Beberapa waktu lalu, Kepala Badan Pengaturan BUMN Dony Oskaria turut mencatat bahwa entitas gula BUMN, PT Sinergi Gula Nusantara, merugi Rp680 miliar pada 2025 akibat persoalan serupa. Di tingkat petani, dampaknya terlihat dari anjloknya harga molase atau tetes tebu, dari sekitar Rp1.900 menjadi sekitar Rp1.000 per liter pada Maret 2026, hampir separuh dari harga sebelumnya.
Petani tebu di Jawa Timur bahkan sempat mengancam mogok massal karena puluhan ribu ton gula hasil panen menumpuk di gudang dan tidak terserap pasar. Mereka menunggu pencairan dana Rp1,5 triliun dari Danantara untuk membeli gula petani yang tertunda hingga delapan periode panen.

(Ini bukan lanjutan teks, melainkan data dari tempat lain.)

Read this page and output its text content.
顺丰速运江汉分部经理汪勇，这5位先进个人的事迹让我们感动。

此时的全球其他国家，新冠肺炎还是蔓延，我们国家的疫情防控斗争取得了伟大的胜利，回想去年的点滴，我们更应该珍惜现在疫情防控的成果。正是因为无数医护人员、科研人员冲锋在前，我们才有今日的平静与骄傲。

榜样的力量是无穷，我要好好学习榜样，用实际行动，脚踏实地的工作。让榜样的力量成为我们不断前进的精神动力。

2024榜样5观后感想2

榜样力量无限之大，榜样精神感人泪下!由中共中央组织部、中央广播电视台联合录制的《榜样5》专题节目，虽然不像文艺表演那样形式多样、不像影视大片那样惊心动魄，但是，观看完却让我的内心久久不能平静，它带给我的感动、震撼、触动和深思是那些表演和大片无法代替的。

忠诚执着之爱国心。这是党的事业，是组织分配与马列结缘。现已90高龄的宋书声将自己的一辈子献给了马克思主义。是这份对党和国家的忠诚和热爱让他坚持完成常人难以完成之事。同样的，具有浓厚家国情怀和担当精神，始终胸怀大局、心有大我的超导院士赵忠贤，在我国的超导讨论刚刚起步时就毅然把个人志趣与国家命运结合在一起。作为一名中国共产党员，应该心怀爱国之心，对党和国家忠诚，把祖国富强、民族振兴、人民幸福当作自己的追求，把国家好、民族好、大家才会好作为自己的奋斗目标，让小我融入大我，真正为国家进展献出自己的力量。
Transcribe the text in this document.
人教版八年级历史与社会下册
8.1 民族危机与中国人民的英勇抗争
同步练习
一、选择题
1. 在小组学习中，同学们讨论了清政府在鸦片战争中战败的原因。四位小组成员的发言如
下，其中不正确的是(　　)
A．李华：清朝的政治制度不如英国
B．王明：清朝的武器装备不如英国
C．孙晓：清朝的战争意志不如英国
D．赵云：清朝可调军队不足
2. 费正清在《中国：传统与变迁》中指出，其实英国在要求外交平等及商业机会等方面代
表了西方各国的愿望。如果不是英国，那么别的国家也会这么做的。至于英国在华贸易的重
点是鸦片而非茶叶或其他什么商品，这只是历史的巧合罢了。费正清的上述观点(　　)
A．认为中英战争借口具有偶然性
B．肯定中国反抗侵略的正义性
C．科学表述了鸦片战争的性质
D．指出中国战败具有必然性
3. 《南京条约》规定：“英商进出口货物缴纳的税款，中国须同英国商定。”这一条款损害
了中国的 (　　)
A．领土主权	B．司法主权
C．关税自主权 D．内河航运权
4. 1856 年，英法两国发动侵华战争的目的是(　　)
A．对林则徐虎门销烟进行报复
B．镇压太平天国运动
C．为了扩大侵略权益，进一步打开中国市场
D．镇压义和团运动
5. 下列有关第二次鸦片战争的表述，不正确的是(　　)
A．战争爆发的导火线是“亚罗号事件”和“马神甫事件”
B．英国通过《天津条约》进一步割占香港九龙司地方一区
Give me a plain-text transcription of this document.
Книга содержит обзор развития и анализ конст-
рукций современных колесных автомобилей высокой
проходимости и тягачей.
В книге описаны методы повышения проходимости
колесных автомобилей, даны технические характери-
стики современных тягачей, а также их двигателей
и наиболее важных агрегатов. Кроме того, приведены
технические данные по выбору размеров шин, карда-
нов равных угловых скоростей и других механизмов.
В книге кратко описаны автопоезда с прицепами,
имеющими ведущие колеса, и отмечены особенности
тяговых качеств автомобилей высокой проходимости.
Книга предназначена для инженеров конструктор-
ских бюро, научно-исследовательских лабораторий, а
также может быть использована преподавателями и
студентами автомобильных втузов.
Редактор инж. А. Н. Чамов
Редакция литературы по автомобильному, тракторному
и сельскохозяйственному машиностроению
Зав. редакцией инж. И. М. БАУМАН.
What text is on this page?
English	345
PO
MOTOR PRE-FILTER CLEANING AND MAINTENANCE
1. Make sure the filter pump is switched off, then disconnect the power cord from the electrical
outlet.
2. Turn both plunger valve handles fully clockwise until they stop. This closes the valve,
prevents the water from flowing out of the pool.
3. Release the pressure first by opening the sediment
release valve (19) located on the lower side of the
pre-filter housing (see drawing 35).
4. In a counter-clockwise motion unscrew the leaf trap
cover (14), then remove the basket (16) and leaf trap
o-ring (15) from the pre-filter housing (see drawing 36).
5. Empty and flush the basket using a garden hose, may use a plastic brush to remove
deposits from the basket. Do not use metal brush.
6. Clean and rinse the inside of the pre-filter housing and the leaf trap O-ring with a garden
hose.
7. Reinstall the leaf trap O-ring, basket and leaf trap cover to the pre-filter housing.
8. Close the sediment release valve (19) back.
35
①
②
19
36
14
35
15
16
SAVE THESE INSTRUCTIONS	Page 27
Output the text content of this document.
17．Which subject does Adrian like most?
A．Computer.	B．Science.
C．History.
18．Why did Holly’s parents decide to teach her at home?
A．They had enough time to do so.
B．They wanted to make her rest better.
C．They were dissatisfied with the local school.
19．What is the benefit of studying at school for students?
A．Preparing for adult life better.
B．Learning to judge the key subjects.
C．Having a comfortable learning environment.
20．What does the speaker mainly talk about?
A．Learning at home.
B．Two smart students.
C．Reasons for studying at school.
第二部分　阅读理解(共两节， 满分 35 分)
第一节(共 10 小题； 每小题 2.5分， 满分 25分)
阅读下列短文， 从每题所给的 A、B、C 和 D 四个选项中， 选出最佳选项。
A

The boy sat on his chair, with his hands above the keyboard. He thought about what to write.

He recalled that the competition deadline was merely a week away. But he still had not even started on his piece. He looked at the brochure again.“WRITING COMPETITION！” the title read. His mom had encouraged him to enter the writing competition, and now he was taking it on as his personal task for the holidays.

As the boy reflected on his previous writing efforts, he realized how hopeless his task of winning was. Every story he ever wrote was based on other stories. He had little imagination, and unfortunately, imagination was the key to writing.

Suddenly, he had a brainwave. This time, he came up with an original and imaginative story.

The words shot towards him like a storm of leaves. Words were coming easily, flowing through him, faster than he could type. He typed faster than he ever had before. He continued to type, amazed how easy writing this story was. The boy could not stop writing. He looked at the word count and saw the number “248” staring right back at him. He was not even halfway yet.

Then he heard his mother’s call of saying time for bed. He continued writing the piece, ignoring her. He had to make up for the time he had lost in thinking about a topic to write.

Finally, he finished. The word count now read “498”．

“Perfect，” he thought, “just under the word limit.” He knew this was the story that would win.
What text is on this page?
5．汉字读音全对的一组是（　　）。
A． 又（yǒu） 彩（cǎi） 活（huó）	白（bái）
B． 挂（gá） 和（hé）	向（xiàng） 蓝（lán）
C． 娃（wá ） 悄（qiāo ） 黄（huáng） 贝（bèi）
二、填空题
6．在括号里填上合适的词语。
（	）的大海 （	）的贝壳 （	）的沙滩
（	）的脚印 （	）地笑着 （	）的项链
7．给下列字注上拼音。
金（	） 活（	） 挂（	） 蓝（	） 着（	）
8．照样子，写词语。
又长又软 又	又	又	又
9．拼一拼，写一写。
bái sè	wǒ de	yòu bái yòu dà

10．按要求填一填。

“Yang terjadi di lapangan, kita buka saja, rafinasi banjir. Kalau bocor, bocor sedikit, ini banjir dan petani tebu rugi luar biasa,” kata Mentan Amran.
Dukungan DPR untuk Penegakan Aturan
Persoalan penyerapan hasil panen ini memicu sejumlah aksi protes petani tebu belakangan ini. Di Blora, Jawa Tengah, ribuan petani yang tergabung dalam Asosiasi Petani Tebu Rakyat Indonesia dua kali turun ke jalan pada April dan Juni 2026. Pada aksi kedua, petani bahkan menumpahkan hasil panen tebu di depan pabrik sebagai bentuk protes.
Menyikapi kondisi ini, dukungan penegakan aturan datang dari DPR. Mentan Amran mengungkapkan bahwa Komisi VI DPR RI telah menyatakan dukungan kepada Presiden untuk membela petani tebu dengan mewajibkan seluruh pabrik gula memiliki kebun sendiri. Dukungan itu disampaikan dalam rapat kerja bersama Menteri Pertanian, Kepala Bapanas, Mendag, Menperin, Dirut ID Food dan PTPN pada 6 April 2026, yang risalahnya menyetujui kewajiban impor.
Amran menyebut total kerugian akibat gula petani yang tidak terserap pasar tersebut ditaksir mencapai 1,6 juta ton, dengan estimasi kerugian ekonomi bagi petani berkisar Rp4 triliun hingga Rp7 triliun.